Für Florian Weiler (Postdoctoral Researcher, University of Bamberg) gibt es folgende Punkte, welche für einen Erfolg in Paris zu berücksichtigen sind: Der Einbezug von grossen Industrieländern (USA) in ein internationales Abkommen kommt nur dann zu Stande, wenn sich China auch an bindende Reduktionsziele hält. Da praktisch jedes noch so kleine Land ein internationales Ankommen zum Scheitern bringen kann, können solche Verhandlungen immer unwichtiger werden und durch Abkommen der grossen CO2-Produzenten ersetzt werden. Eine solche Entwicklung träfe vor allem kleine und verletzliche Länder.
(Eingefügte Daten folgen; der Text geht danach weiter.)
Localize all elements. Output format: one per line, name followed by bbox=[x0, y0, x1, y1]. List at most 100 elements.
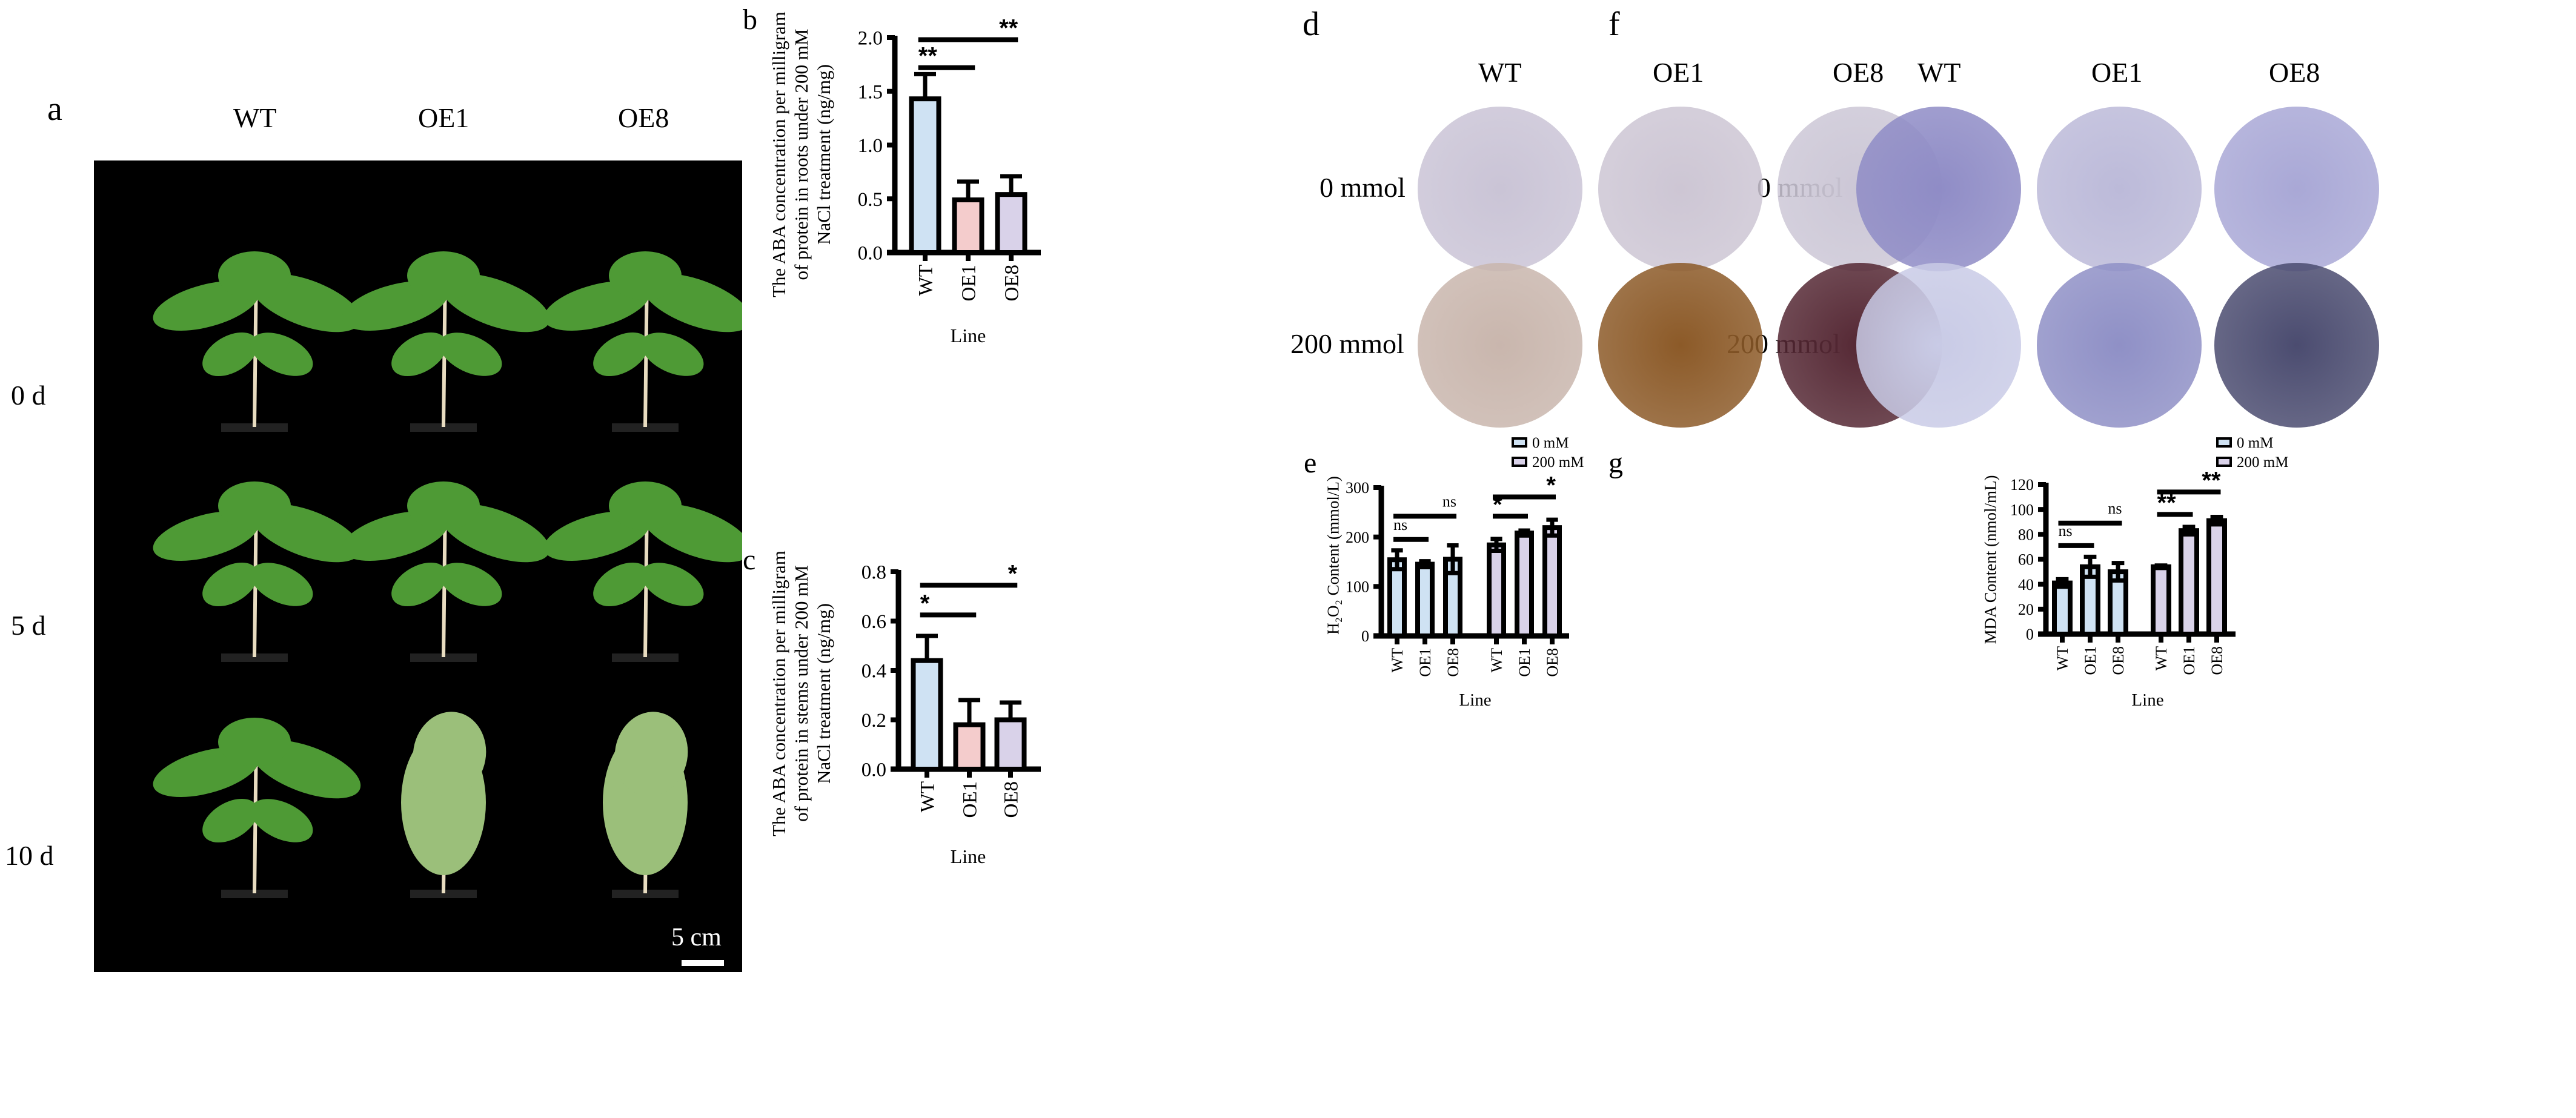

Dieser Trend zeigte sich schon in den letzten Jahren, da bereits wichtige Staaten nicht an Verhandlungen teilgenommen haben. Florian Weiler würde darum schon eine Weiterführung der internationalen Verhandlungen als Erfolg betrachten. Kann man sich sogar auf Reduktionsziele für Schwellenländer einigen, dann wäre das eine Überraschung.


Autor: Philipp Möhr / philipp.moehr@uzh.ch / 10-711-158 / Abgabedatum 17.05.2015
Blog: Im Rahmen des Forschungsseminars Policy Analyse: Politischer Datenjournalismus
Dozenten: Dr. Sarah Bütikofer, Prof. Dr. Fabrizio Gilardi, Dr. Michael Hermann und Dr. des. Bruno Wüest
Wörter: 1058 (exkl. Infobox und Infos)

Quellen:
– Bailer, Stefanie und Weiler, Florian (2014): A Political Economy of Positions in Climate Change Negotiations: Economic, Structural, Domestic, and Strategic Explanations. The Review of International Organizations (10), 43-66.
– United Nations Framework Convention on Climate Change (UNFCCC)
– COP21 Paris 2015, UN Climate Change Conference
– Admin.ch
– U.S. Energy Information Administration
– Intergovernmental Panel on Climate Change (IPCC)

Methoden: In der ersten Grafik werden einfache prozentuale Anstiege des CO2 Ausstosses für die jeweilige Periode dargestellt. Die zweite Grafik befasst sich mit der Umsetzung der Emissionsziele. Dazu wird der Mittelwert der Umsetzungsperiode 2008-2012 berechnet. Anhand des Bezugwertes aus dem Jahr 1990 und dem Reduktionsziel wird der Zielwert für die Umsetzungsperiode berechnet. Danach wird die prozentuale Abweichung dieses Zielwerts vom Mittelwert kalkuliert.